Elise opened her eyes. "But they're talking!" She went to put her head back against the trunk, but Mandy grabbed her arm.

"Not now, Elise! There must be a storm coming; we have to get home!"

"But—"

"Not now!" Her heart thumping in her chest, Mandy pulled Elise away from the tree and back to the path. Twigs reached for their clothes and Mandy stumbled on a root.

Elise twisted in her grip, digging her heels into the earth. "Mandy, no!" Above them tree limbs whipped into a fury, and a branch crashed to the ground a few feet from them. Trees groaned as they leaned in the wind, and it felt as if Mandy's breath was being stolen from her lungs.

Pushing and pulling, Mandy dragged Elise along the path a few feet at a time, her sister flailing, yelling.
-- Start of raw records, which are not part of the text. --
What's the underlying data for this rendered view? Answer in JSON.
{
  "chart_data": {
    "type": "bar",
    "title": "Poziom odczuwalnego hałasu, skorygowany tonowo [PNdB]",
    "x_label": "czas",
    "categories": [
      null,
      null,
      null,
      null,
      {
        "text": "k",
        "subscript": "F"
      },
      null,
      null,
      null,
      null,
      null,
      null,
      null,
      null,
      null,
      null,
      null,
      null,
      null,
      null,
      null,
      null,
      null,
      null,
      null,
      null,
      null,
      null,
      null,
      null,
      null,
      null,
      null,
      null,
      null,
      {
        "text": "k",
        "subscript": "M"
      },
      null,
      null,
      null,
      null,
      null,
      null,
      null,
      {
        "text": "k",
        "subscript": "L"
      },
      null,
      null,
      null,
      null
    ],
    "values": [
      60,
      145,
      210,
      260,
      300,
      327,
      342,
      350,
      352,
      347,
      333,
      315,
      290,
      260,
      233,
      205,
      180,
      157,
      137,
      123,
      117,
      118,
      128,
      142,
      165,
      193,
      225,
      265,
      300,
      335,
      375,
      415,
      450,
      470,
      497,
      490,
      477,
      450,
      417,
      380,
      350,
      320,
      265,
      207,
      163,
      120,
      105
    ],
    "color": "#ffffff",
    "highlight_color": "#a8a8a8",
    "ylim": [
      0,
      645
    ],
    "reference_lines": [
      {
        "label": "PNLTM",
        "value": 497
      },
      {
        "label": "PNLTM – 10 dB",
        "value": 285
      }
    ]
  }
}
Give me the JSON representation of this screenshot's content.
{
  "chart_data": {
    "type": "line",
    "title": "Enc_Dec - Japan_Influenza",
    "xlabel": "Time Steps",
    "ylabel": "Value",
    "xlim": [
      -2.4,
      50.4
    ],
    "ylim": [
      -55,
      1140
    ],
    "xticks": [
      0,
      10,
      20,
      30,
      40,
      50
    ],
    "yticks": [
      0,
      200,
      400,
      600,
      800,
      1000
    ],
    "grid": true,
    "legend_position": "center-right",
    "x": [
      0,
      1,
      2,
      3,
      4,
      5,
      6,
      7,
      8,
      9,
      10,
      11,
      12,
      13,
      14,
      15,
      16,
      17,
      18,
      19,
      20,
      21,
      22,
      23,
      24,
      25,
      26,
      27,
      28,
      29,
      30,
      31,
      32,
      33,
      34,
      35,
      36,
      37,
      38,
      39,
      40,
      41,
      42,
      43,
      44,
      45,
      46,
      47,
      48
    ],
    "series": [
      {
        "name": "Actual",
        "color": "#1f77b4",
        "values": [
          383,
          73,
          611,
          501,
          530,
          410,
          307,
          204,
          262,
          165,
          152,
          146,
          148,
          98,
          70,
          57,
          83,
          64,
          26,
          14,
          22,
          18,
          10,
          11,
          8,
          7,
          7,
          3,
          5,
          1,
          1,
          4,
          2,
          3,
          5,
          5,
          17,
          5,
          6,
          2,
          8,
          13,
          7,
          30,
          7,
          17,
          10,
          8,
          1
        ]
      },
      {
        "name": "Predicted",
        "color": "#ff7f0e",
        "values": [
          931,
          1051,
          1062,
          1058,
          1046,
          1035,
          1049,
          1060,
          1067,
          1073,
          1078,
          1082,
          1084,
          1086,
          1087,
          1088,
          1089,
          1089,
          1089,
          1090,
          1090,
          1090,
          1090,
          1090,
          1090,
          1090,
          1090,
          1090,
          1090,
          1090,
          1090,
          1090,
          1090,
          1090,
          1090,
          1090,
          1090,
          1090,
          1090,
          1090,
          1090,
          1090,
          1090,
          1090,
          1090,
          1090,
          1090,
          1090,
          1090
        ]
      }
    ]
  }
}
Tears ran down the girl's face, and Mandy looked away, fear clawing at her throat. Leaves rained down on them, so thick Mandy couldn't see the sky. She batted at them with her hand, nearly at the edge of the wood—

And Elise yanked her arm free.

The screaming wind stopped at once. Mandy stood gasping as the final leaves fluttered to the ground around her. Her ears rang in the silence. "Elise? Elise, where are you?" She stumbled in a circle, the tree trunks a blur.

"Elise!"

Mandy ran back into the trees, her shuddering breaths loud in her ears. She reached the beech in less than a minute, but no one was there. "Elise?"

A great sigh rustled the boughs of the trees, and Mandy froze. In between the roots of the tree, where Elise had been standing with her ear to the bark, was a sapling. Its leaves waved in the breeze before falling still.

***

Bleh. I hate it when I have an ending in mind, but I don't manage to do it justice. Guess that's what editing is for, right?